Small ladder against wall with variable load and inclination.
What it shows:
A small ladder is leaned against a vertical wall. A weight can be moved up succeeding steps to find when the ladder will slip and fall down. The forces holding the ladder in equilibrium are in consideration here.
How it works:
A short (4 foot) step-ladder leans against the wall. The reaction of the wall may be considered horizontal, tangential friction being negligible (the edge of the ladder is covered with a sheet of teflon ... the rollers in the illustration are no longer used). The ladder is leaned against the wall at such an angle that it just does not slip. What are the forces holding the ladder in equilibrium? Now a large weight (14.5 kg = 32 lb) is placed on the first step. What are the forces? The weight is moved up to succeeding higher steps until the ladder begins to slip and equilibrium has been lost.
Setting it up:
Use one of the side lecture hall walls between the blackboard and the side door. The plain cement floor is usually O.K. but if slippage is a problem, a sheet of masonite (rough side up) will make the friction between the floor and the base of the ladder more dependable (μ≈0.3). Duct tape the masonite to the floor ... otherwise it slips. Instead of measuring the angle of the ladder, use tanθ and measure the distance the bottom is from the wall and the top is from the floor.

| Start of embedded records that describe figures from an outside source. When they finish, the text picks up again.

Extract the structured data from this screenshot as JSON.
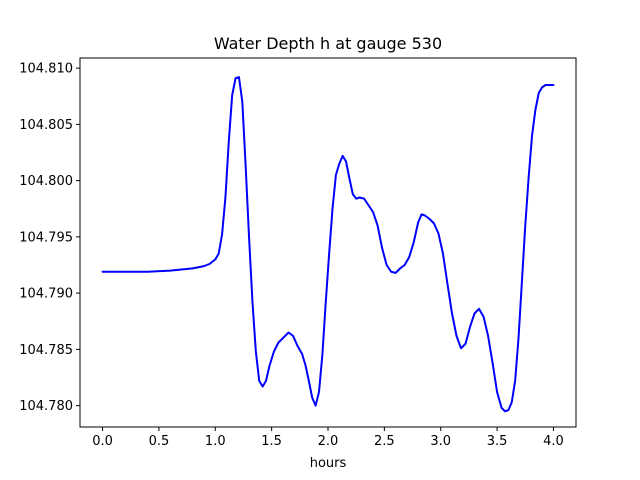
{
  "chart_data": {
    "type": "line",
    "title": "Water Depth h at gauge 530",
    "xlabel": "hours",
    "ylabel": "",
    "xlim": [
      -0.2,
      4.2
    ],
    "ylim": [
      104.7781,
      104.8109
    ],
    "grid": false,
    "x_ticks": [
      0.0,
      0.5,
      1.0,
      1.5,
      2.0,
      2.5,
      3.0,
      3.5,
      4.0
    ],
    "x_tick_labels": [
      "0.0",
      "0.5",
      "1.0",
      "1.5",
      "2.0",
      "2.5",
      "3.0",
      "3.5",
      "4.0"
    ],
    "y_ticks": [
      104.78,
      104.785,
      104.79,
      104.795,
      104.8,
      104.805,
      104.81
    ],
    "y_tick_labels": [
      "104.780",
      "104.785",
      "104.790",
      "104.795",
      "104.800",
      "104.805",
      "104.810"
    ],
    "series": [
      {
        "color": "#0000ff",
        "x": [
          0.0,
          0.2,
          0.4,
          0.6,
          0.8,
          0.9,
          0.95,
          1.0,
          1.03,
          1.06,
          1.09,
          1.12,
          1.15,
          1.18,
          1.21,
          1.24,
          1.27,
          1.3,
          1.33,
          1.36,
          1.39,
          1.42,
          1.45,
          1.48,
          1.52,
          1.56,
          1.6,
          1.65,
          1.69,
          1.73,
          1.77,
          1.8,
          1.83,
          1.86,
          1.89,
          1.92,
          1.95,
          1.98,
          2.01,
          2.04,
          2.07,
          2.1,
          2.13,
          2.16,
          2.19,
          2.22,
          2.25,
          2.28,
          2.32,
          2.36,
          2.4,
          2.44,
          2.48,
          2.52,
          2.56,
          2.6,
          2.64,
          2.68,
          2.72,
          2.76,
          2.8,
          2.83,
          2.86,
          2.9,
          2.94,
          2.98,
          3.02,
          3.06,
          3.1,
          3.14,
          3.18,
          3.22,
          3.26,
          3.3,
          3.34,
          3.38,
          3.42,
          3.46,
          3.5,
          3.54,
          3.57,
          3.6,
          3.63,
          3.66,
          3.69,
          3.72,
          3.75,
          3.78,
          3.81,
          3.84,
          3.87,
          3.9,
          3.93,
          3.96,
          4.0
        ],
        "y": [
          104.7919,
          104.7919,
          104.7919,
          104.792,
          104.7922,
          104.7924,
          104.7926,
          104.793,
          104.7935,
          104.7952,
          104.7985,
          104.8035,
          104.8076,
          104.8091,
          104.8092,
          104.807,
          104.8012,
          104.7949,
          104.7892,
          104.7848,
          104.7822,
          104.7817,
          104.7822,
          104.7835,
          104.7848,
          104.7856,
          104.786,
          104.7865,
          104.7862,
          104.7853,
          104.7846,
          104.7836,
          104.7822,
          104.7807,
          104.78,
          104.7812,
          104.7845,
          104.7892,
          104.7935,
          104.7975,
          104.8005,
          104.8015,
          104.8022,
          104.8017,
          104.8002,
          104.7988,
          104.7984,
          104.7985,
          104.7984,
          104.7978,
          104.7972,
          104.796,
          104.794,
          104.7925,
          104.7919,
          104.7918,
          104.7922,
          104.7925,
          104.7932,
          104.7945,
          104.7963,
          104.797,
          104.7969,
          104.7966,
          104.7962,
          104.7953,
          104.7935,
          104.7908,
          104.7882,
          104.7862,
          104.7851,
          104.7855,
          104.787,
          104.7882,
          104.7886,
          104.7879,
          104.7862,
          104.7838,
          104.7812,
          104.7798,
          104.7795,
          104.7796,
          104.7803,
          104.7822,
          104.786,
          104.791,
          104.796,
          104.8003,
          104.804,
          104.8063,
          104.8078,
          104.8083,
          104.8085,
          104.8085,
          104.8085
        ]
      }
    ]
  }
}
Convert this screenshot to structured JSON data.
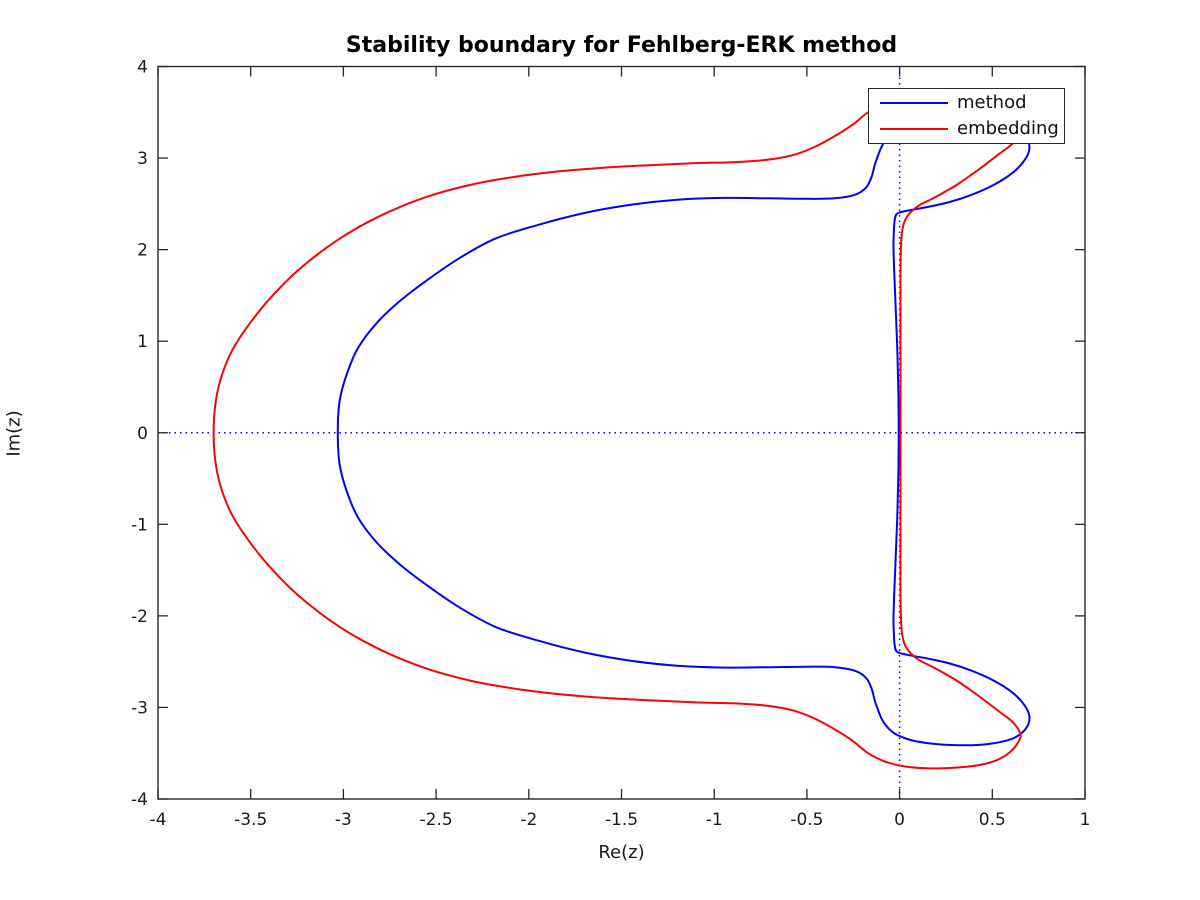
{
  "figure": {
    "background": "#ffffff",
    "axes_color": "#262626",
    "title": "Stability boundary for Fehlberg-ERK method",
    "xlabel": "Re(z)",
    "ylabel": "Im(z)"
  },
  "legend": {
    "position": "top-right-inside",
    "entries": [
      {
        "label": "method",
        "color": "#0000ff"
      },
      {
        "label": "embedding",
        "color": "#ff0000"
      }
    ]
  },
  "zero_lines": {
    "style": "dotted",
    "color": "#0000ff",
    "vertical_at_re": 0,
    "horizontal_at_im": 0
  },
  "chart_data": {
    "type": "line",
    "title": "Stability boundary for Fehlberg-ERK method",
    "xlabel": "Re(z)",
    "ylabel": "Im(z)",
    "xlim": [
      -4,
      1
    ],
    "ylim": [
      -4,
      4
    ],
    "xticks": [
      -4,
      -3.5,
      -3,
      -2.5,
      -2,
      -1.5,
      -1,
      -0.5,
      0,
      0.5,
      1
    ],
    "xtick_labels": [
      "-4",
      "-3.5",
      "-3",
      "-2.5",
      "-2",
      "-1.5",
      "-1",
      "-0.5",
      "0",
      "0.5",
      "1"
    ],
    "yticks": [
      4,
      3,
      2,
      1,
      0,
      -1,
      -2,
      -3,
      -4
    ],
    "ytick_labels": [
      "4",
      "3",
      "2",
      "1",
      "0",
      "-1",
      "-2",
      "-3",
      "-4"
    ],
    "grid": false,
    "box": true,
    "tick_direction": "in",
    "legend_position": "upper right",
    "series": [
      {
        "name": "method",
        "color": "#0000ff",
        "closed": true,
        "real_axis_crossing": -3.03,
        "points": [
          [
            -3.03,
            0.0
          ],
          [
            -3.02,
            0.35
          ],
          [
            -2.98,
            0.65
          ],
          [
            -2.92,
            0.93
          ],
          [
            -2.82,
            1.2
          ],
          [
            -2.7,
            1.43
          ],
          [
            -2.56,
            1.65
          ],
          [
            -2.38,
            1.9
          ],
          [
            -2.18,
            2.12
          ],
          [
            -1.95,
            2.27
          ],
          [
            -1.7,
            2.4
          ],
          [
            -1.45,
            2.49
          ],
          [
            -1.2,
            2.545
          ],
          [
            -0.95,
            2.565
          ],
          [
            -0.7,
            2.56
          ],
          [
            -0.5,
            2.555
          ],
          [
            -0.35,
            2.56
          ],
          [
            -0.24,
            2.6
          ],
          [
            -0.18,
            2.68
          ],
          [
            -0.15,
            2.8
          ],
          [
            -0.13,
            2.95
          ],
          [
            -0.09,
            3.15
          ],
          [
            -0.03,
            3.28
          ],
          [
            0.05,
            3.35
          ],
          [
            0.15,
            3.39
          ],
          [
            0.28,
            3.41
          ],
          [
            0.42,
            3.41
          ],
          [
            0.54,
            3.38
          ],
          [
            0.63,
            3.32
          ],
          [
            0.685,
            3.22
          ],
          [
            0.7,
            3.1
          ],
          [
            0.675,
            2.98
          ],
          [
            0.61,
            2.84
          ],
          [
            0.51,
            2.71
          ],
          [
            0.39,
            2.6
          ],
          [
            0.27,
            2.52
          ],
          [
            0.15,
            2.465
          ],
          [
            0.04,
            2.425
          ],
          [
            -0.012,
            2.395
          ],
          [
            -0.026,
            2.33
          ],
          [
            -0.031,
            2.2
          ],
          [
            -0.033,
            2.04
          ],
          [
            -0.03,
            1.82
          ],
          [
            -0.025,
            1.55
          ],
          [
            -0.019,
            1.25
          ],
          [
            -0.013,
            0.95
          ],
          [
            -0.009,
            0.65
          ],
          [
            -0.006,
            0.35
          ],
          [
            -0.005,
            0.0
          ],
          [
            -0.006,
            -0.35
          ],
          [
            -0.009,
            -0.65
          ],
          [
            -0.013,
            -0.95
          ],
          [
            -0.019,
            -1.25
          ],
          [
            -0.025,
            -1.55
          ],
          [
            -0.03,
            -1.82
          ],
          [
            -0.033,
            -2.04
          ],
          [
            -0.031,
            -2.2
          ],
          [
            -0.026,
            -2.33
          ],
          [
            -0.012,
            -2.395
          ],
          [
            0.04,
            -2.425
          ],
          [
            0.15,
            -2.465
          ],
          [
            0.27,
            -2.52
          ],
          [
            0.39,
            -2.6
          ],
          [
            0.51,
            -2.71
          ],
          [
            0.61,
            -2.84
          ],
          [
            0.675,
            -2.98
          ],
          [
            0.7,
            -3.1
          ],
          [
            0.685,
            -3.22
          ],
          [
            0.63,
            -3.32
          ],
          [
            0.54,
            -3.38
          ],
          [
            0.42,
            -3.41
          ],
          [
            0.28,
            -3.41
          ],
          [
            0.15,
            -3.39
          ],
          [
            0.05,
            -3.35
          ],
          [
            -0.03,
            -3.28
          ],
          [
            -0.09,
            -3.15
          ],
          [
            -0.13,
            -2.95
          ],
          [
            -0.15,
            -2.8
          ],
          [
            -0.18,
            -2.68
          ],
          [
            -0.24,
            -2.6
          ],
          [
            -0.35,
            -2.56
          ],
          [
            -0.5,
            -2.555
          ],
          [
            -0.7,
            -2.56
          ],
          [
            -0.95,
            -2.565
          ],
          [
            -1.2,
            -2.545
          ],
          [
            -1.45,
            -2.49
          ],
          [
            -1.7,
            -2.4
          ],
          [
            -1.95,
            -2.27
          ],
          [
            -2.18,
            -2.12
          ],
          [
            -2.38,
            -1.9
          ],
          [
            -2.56,
            -1.65
          ],
          [
            -2.7,
            -1.43
          ],
          [
            -2.82,
            -1.2
          ],
          [
            -2.92,
            -0.93
          ],
          [
            -2.98,
            -0.65
          ],
          [
            -3.02,
            -0.35
          ]
        ]
      },
      {
        "name": "embedding",
        "color": "#ff0000",
        "closed": true,
        "real_axis_crossing": -3.7,
        "points": [
          [
            -3.7,
            0.0
          ],
          [
            -3.69,
            0.32
          ],
          [
            -3.66,
            0.6
          ],
          [
            -3.6,
            0.9
          ],
          [
            -3.51,
            1.18
          ],
          [
            -3.39,
            1.48
          ],
          [
            -3.23,
            1.8
          ],
          [
            -3.02,
            2.12
          ],
          [
            -2.8,
            2.37
          ],
          [
            -2.56,
            2.57
          ],
          [
            -2.31,
            2.71
          ],
          [
            -2.06,
            2.8
          ],
          [
            -1.81,
            2.86
          ],
          [
            -1.56,
            2.9
          ],
          [
            -1.31,
            2.925
          ],
          [
            -1.1,
            2.945
          ],
          [
            -0.9,
            2.955
          ],
          [
            -0.72,
            2.98
          ],
          [
            -0.58,
            3.03
          ],
          [
            -0.46,
            3.12
          ],
          [
            -0.35,
            3.24
          ],
          [
            -0.25,
            3.37
          ],
          [
            -0.17,
            3.5
          ],
          [
            -0.08,
            3.59
          ],
          [
            0.03,
            3.645
          ],
          [
            0.15,
            3.665
          ],
          [
            0.28,
            3.66
          ],
          [
            0.41,
            3.635
          ],
          [
            0.52,
            3.58
          ],
          [
            0.6,
            3.48
          ],
          [
            0.645,
            3.36
          ],
          [
            0.65,
            3.28
          ],
          [
            0.61,
            3.16
          ],
          [
            0.54,
            3.05
          ],
          [
            0.43,
            2.88
          ],
          [
            0.31,
            2.71
          ],
          [
            0.19,
            2.57
          ],
          [
            0.1,
            2.475
          ],
          [
            0.04,
            2.36
          ],
          [
            0.015,
            2.22
          ],
          [
            0.007,
            2.0
          ],
          [
            0.005,
            1.7
          ],
          [
            0.005,
            1.35
          ],
          [
            0.005,
            1.0
          ],
          [
            0.005,
            0.65
          ],
          [
            0.005,
            0.32
          ],
          [
            0.005,
            0.0
          ],
          [
            0.005,
            -0.32
          ],
          [
            0.005,
            -0.65
          ],
          [
            0.005,
            -1.0
          ],
          [
            0.005,
            -1.35
          ],
          [
            0.005,
            -1.7
          ],
          [
            0.007,
            -2.0
          ],
          [
            0.015,
            -2.22
          ],
          [
            0.04,
            -2.36
          ],
          [
            0.1,
            -2.475
          ],
          [
            0.19,
            -2.57
          ],
          [
            0.31,
            -2.71
          ],
          [
            0.43,
            -2.88
          ],
          [
            0.54,
            -3.05
          ],
          [
            0.61,
            -3.16
          ],
          [
            0.65,
            -3.28
          ],
          [
            0.645,
            -3.36
          ],
          [
            0.6,
            -3.48
          ],
          [
            0.52,
            -3.58
          ],
          [
            0.41,
            -3.635
          ],
          [
            0.28,
            -3.66
          ],
          [
            0.15,
            -3.665
          ],
          [
            0.03,
            -3.645
          ],
          [
            -0.08,
            -3.59
          ],
          [
            -0.17,
            -3.5
          ],
          [
            -0.25,
            -3.37
          ],
          [
            -0.35,
            -3.24
          ],
          [
            -0.46,
            -3.12
          ],
          [
            -0.58,
            -3.03
          ],
          [
            -0.72,
            -2.98
          ],
          [
            -0.9,
            -2.955
          ],
          [
            -1.1,
            -2.945
          ],
          [
            -1.31,
            -2.925
          ],
          [
            -1.56,
            -2.9
          ],
          [
            -1.81,
            -2.86
          ],
          [
            -2.06,
            -2.8
          ],
          [
            -2.31,
            -2.71
          ],
          [
            -2.56,
            -2.57
          ],
          [
            -2.8,
            -2.37
          ],
          [
            -3.02,
            -2.12
          ],
          [
            -3.23,
            -1.8
          ],
          [
            -3.39,
            -1.48
          ],
          [
            -3.51,
            -1.18
          ],
          [
            -3.6,
            -0.9
          ],
          [
            -3.66,
            -0.6
          ],
          [
            -3.69,
            -0.32
          ]
        ]
      }
    ]
  }
}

This is one of those demonstrations where a little showmanship flair will liven it up considerably. The weight is quite heavy and the audience's anticipation of the Great Crash can be capitalized on. On occasion, the lecturer has substituted for the weight by cautiously climbing the ladder until it slips. While much more dramatic, it is of course more dangerous and is only recommended for the nimble footed. A board, butted against the lecture bench and ending about 15 cm from the foot of the ladder, can be used as a "stop" to prevent the ladder from crashing all the way down and preventing a serious fall.